Following Verzenio's failed attempt to expand coverage for early-stage breast cancer, Kisqali has now stepped forward to tackle the same challenge.

According to Dailypharm coverage, Novartis Korea submitted an application last September to expand coverage for Kisqali (ribociclib), a CDK4/6 inhibitor, as adjuvant therapy in patients with high-risk Stage II and Stage III HR+ (hormone receptor positive)/ HER2- (human epidermal growth factor receptor 2 negative) early breast cancer. The company submitted the application last September and is awaiting its application to be reviewed by the Health Insurance Review and Assessment Service's Cancer Disease Review Committee later this year.

With Verzenio (abemaciclib), which shares the same CDK4/6 inhibition mechanism, having failed to clear the Cancer Disease Review Committee hurdle, attention is now focused on whether Kisqali can achieve a different outcome.

In the early breast cancer setting, Verzenio struggled from its first attempt. After a six-month wait following its application submission, the drug was first reviewed by the Cancer Disease Review Committee in May 2023, but reimbursement criteria were not established. Lilly resubmitted the application 5 months later in October, and the drug was reviewed again in March and July of last year—only to meet the same outcome.

This suggests that Kisqali’s reimbursement journey may also be challenging. In particular, the lack of overall survival (OS) data, which proved to be a major stumbling block for Verzenio, remains a key issue. In early-stage cancer, generating OS data is inherently difficult.

While Kisqali is expected to improve OS, direct data is not available yet. Invasive disease-free survival (iDFS) is used as a clinically meaningful surrogate endpoint with a strong correlation to OS in early breast cancer due to the disease characteristics. Kisqali demonstrated encouraging results in the NATALEE study.

Study results showed that for the primary endpoint, iDFS at 4 years was 88.5% for the Kisqali combination therapy group and 83.6% for the endocrine therapy alone group, representing an absolute improvement of 4.9 percentage points. The risk of invasive disease progression or death was reduced by 28.5% in the Kisqali group compared to the endocrine therapy alone group.

Furthermore, according to the 5-year NATALEE data presented at ESMO 2025, the Kisqali combination therapy reduced the risk of invasive disease progression or death by 28.4% compared to endocrine therapy alone. The 5-year iDFS was 85.5% in the Kisqali combination group and 81.0% in the endocrine therapy alone group, demonstrating a clinically meaningful 4.5% improvement.
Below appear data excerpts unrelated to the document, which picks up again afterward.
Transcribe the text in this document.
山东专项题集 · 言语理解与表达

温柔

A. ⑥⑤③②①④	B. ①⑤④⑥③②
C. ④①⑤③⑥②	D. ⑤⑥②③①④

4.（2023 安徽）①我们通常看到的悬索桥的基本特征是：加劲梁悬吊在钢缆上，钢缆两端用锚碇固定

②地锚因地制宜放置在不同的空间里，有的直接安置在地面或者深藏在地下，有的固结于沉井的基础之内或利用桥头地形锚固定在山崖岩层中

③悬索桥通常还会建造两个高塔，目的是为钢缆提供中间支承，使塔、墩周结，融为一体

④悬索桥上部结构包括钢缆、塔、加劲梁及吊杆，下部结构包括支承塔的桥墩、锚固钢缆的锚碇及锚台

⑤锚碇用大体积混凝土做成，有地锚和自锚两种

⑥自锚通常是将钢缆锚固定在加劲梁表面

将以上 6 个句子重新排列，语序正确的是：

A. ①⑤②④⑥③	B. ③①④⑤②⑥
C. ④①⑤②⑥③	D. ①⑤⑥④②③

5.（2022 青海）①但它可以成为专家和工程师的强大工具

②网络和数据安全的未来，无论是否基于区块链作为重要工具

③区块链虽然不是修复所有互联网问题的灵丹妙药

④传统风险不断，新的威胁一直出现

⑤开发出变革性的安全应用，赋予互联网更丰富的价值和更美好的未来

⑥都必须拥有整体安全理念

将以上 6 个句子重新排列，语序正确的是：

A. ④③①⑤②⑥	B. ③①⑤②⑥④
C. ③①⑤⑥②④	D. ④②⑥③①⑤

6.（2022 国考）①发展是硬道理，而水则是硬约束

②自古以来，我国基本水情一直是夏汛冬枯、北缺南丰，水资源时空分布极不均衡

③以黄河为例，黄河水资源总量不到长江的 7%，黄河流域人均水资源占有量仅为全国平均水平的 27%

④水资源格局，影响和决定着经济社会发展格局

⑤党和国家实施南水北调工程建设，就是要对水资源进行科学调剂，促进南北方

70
Meanwhile, treatment for early-stage breast cancer patients involves local therapies such as surgery or radiation therapy, along with systemic adjuvant therapies like chemotherapy and endocrine therapy. Endocrine therapy-based treatment is the standard therapy for HR+/HER2- early-stage breast cancer.

In the early 2000s, aromatase inhibitor monotherapy or tamoxifen, combined with ovarian function suppression therapy for premenopausal patients, was recommended for HR+/HER2- early breast cancer patients. The goal of adjuvant therapy is to eliminate micrometastases, reduce the risk of recurrence, and prolong patient survival.

For high-risk early-stage breast cancer patients (stages II-III) with a high risk of recurrence, the risk of recurrence continues to rise over time even after completing standard endocrine therapy following surgery, presenting limitations in improving long-term prognosis. Reported recurrence rates range from 6–22% within five years and 22–52% over 20 years, highlighting a persistent unmet medical need.